Die seit zehn Tagen andauernden Anschläge markieren eine neue Phase der Gewalt. Aber auch die Messerattacken gehen weiter. In Ra’anana stach am Dienstag ein Mann auf vier Passanten ein, bevor Umstehende den Täter überwältigten und zusammenschlugen. Wie aufgeheizt die Stimmung inzwischen ist, zeigte ein Vorfall unweit von Haifa. Dort stach ein jüdischer Israeli auf einen anderen Juden ein, den er wegen seines orientalischen Äußeren für einen Araber gehalten hatte.
Vor allem aber macht sich bei vielen Israelis die Panik breit, jederzeit und überall mit Angriffen rechnen zu müssen. Die israelische Opferstatistik ist zwar vergleichsweise niedrig. Sieben Menschen verloren im Oktober durch palästinensische Attentate ihr Leben, weniger als in der zweiten Intifada (2000 bis 2004) bisweilen bei einem einzigen Selbstmordanschlag. Aber angesichts der ständigen Messerattacken – 20 in sechs Tagen – geht das Gefühl persönlicher Sicherheit verloren.
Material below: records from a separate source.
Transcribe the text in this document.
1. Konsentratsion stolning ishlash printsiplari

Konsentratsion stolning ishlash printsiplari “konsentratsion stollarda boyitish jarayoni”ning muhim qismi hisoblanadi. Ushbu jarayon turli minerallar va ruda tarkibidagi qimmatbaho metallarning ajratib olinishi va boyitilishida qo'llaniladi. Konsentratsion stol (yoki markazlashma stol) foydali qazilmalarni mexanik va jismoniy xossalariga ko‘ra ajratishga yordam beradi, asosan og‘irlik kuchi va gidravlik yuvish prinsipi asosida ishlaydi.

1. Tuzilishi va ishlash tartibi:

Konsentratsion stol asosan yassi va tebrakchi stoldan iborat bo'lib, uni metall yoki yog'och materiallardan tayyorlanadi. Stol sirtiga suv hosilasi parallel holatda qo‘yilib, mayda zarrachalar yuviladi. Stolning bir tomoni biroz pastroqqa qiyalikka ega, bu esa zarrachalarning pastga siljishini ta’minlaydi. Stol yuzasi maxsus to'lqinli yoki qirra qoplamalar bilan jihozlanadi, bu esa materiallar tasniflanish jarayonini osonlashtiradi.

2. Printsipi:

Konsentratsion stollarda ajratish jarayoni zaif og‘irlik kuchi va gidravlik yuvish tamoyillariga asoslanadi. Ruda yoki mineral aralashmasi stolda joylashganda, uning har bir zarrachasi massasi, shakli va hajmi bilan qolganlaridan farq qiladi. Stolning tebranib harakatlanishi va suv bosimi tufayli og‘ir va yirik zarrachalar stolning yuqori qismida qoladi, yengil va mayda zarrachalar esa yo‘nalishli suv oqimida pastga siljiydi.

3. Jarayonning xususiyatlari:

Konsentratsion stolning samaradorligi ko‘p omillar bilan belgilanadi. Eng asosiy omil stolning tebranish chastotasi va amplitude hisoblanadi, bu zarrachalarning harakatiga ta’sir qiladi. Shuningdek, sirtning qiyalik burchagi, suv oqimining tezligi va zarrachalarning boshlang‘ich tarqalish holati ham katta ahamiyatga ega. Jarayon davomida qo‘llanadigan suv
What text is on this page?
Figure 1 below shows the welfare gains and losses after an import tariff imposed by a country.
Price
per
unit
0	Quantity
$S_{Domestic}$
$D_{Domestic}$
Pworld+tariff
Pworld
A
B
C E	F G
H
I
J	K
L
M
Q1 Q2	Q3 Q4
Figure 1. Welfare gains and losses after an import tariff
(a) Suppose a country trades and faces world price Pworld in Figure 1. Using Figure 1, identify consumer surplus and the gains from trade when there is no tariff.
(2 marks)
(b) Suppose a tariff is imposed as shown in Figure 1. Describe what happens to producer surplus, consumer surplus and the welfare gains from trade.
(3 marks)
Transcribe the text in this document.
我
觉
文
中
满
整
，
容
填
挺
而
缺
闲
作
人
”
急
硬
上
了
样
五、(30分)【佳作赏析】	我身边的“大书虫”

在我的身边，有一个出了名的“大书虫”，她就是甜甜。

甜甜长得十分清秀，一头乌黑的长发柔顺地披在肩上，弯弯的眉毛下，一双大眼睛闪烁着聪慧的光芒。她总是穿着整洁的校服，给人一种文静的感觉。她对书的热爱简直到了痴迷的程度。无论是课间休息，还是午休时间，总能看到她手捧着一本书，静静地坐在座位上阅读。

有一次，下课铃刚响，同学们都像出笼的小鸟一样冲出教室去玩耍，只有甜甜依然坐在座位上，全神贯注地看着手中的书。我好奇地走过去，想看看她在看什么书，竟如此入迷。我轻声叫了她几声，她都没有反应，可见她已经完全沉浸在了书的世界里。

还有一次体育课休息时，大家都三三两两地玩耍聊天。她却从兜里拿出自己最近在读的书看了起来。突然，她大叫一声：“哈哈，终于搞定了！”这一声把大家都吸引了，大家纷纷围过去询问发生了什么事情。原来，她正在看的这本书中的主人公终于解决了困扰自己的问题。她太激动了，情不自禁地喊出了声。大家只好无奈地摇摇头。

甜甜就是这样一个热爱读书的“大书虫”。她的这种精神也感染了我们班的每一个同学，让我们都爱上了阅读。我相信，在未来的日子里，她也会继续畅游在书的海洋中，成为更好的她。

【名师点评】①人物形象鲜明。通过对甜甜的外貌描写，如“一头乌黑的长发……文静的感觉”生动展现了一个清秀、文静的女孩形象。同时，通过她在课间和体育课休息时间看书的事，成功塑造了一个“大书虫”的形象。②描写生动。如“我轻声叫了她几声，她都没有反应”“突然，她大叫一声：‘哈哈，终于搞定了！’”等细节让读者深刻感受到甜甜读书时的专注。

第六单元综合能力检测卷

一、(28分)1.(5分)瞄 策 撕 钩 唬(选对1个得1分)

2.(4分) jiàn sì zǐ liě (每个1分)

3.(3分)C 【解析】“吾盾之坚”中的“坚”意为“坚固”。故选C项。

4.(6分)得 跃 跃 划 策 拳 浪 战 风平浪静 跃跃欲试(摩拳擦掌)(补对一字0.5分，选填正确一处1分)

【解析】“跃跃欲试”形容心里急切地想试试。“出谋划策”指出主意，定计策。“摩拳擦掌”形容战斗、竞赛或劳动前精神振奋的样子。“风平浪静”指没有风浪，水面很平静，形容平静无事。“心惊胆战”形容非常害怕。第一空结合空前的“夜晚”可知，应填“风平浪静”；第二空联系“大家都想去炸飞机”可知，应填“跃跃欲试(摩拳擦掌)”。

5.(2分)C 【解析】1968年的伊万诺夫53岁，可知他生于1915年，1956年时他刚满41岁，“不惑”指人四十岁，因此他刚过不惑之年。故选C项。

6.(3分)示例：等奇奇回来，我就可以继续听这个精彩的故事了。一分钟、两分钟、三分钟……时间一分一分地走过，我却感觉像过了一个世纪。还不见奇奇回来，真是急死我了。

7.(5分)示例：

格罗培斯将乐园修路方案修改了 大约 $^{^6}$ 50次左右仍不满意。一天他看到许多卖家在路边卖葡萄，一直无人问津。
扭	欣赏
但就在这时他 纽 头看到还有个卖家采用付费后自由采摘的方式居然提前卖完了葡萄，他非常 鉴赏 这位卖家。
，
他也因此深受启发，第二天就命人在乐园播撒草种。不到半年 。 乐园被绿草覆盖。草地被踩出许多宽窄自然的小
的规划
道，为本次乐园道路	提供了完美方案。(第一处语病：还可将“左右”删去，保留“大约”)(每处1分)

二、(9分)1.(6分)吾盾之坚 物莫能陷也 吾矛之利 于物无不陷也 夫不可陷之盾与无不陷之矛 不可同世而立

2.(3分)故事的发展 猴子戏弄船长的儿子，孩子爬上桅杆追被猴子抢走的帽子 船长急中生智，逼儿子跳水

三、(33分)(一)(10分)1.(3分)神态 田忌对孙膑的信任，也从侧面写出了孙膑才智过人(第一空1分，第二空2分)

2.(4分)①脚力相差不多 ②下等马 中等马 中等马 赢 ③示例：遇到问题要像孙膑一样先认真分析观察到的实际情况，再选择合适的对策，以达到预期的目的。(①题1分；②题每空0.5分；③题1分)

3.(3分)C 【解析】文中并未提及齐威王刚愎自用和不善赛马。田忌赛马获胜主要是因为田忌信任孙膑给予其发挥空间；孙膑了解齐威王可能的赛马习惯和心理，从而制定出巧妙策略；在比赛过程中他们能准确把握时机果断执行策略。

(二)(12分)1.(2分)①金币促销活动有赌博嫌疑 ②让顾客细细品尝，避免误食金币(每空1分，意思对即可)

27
Israelische Notrufzentralen melden einen dramatischen Anstieg verängstigter Anrufer.
Versionen gehen oft auseinander
Weit höher noch ist die Zahl der von Israelis getöteten Palästinenser: es sind 28. Allerdings gehen oftmals die Versionen völlig auseinander, wer Opfer und wer Täter ist. Schockiert berichteten etwa israelische Medien, ein 13-Jähriger sei von zwei gleichaltrigen palästinensischen Jungs niedergestochen worden, als er am Montag auf seinem Fahrrad durch die Jerusalemer Siedlung Pisgat Zeev kurvte. Der eine Täter sei erschossen worden, der andere vor ein Auto ge- laufen. Die palästinensische Seite wiederum behauptete, Siedler hätten die beiden Jungs umgebracht.
So oder so, die Angreifer, unter ihnen eine Reihe Minderjährige, aber auch junge Frauen und Studenten, müssen davon ausgehen, dass sie ihre Tat in etwa 50 Prozent der Fälle mit dem Leben bezahlen. Insofern ähneln sie Selbstmordattentätern, allerdings scheinen sie auf eigene Faust zu agieren. Im Unterschied zu den von der Hamas rekrutierten Attentätern, die sich früher in israelischen Bussen oder vollbesetzten Cafés in die Luft sprengten, gehörten die bisherigen Messerstecher keiner Organisation an.
Aufenthaltsverbote sollen helfen
„Was sollen noch so viele Razzien und Festnahmen bewirken, wenn die ,Terrorinfrastruktur’ aus Teenagern besteht, die sich mit Küchenmessern bewaffnen“, wandte „Haaretz“-Kommentator Amos Harel ein und bezeichnete die Attentäter als „einsame Wölfe“. Israels Polizei soll mit einem umfassenden Konzept die Lage unter Kontrolle bringen. Erste Konsequenz: Aufenthaltsverbote für Dutzende von Juden und Palästinensern. Man habe 54 jüdische Israelis und 62 Muslime identifiziert, die die öffentliche Ordnung gefährdeten und sich deshalb von bestimmten Orten fernhalten müssten, erklärte Vize-Polizeichef Bentzi Sau vor dem Innenausschuss des Parlaments.
Ministerpräsident Benjamin Netanjahu rief das Sicherheitskabinett ein. Einige Minister sprachen sich vorab dafür aus, die palästinensischen Gebiete zu verriegeln. „Wir sollten die Palästinenser nicht reinlassen. Das Leben unserer Bürger hat Vorrang“, verlangte ebenso Jerusalems Bürgermeister Nir Barkat. Jerusalem, wo die meisten Attentate geschahen, ist jedoch eine gemischte Stadt mit über einem Drittel arabischer Bevölkerung. Baustellen, Hotels und Restaurants kämen zum Stillstand, wenn die palästinensischen Arbeiter ausgesperrt würden.
Genau besehen hat Netanjahu, der gerne als „Mr. Security“glänzt, wenig zu bieten, was die Gewaltwelle eindämmen könnte. Ein politischer Lösungsversuch gehört jedenfalls nicht dazu. So sagte das Nahostquartett, in dem UN, USA, EU und Russland vertreten sind, seinen für diese Woche geplanten Besuch in Jerusalem und Ramallah ab. Als Begründung verlautete, Netanjahu halte „das Timing“für unpassend.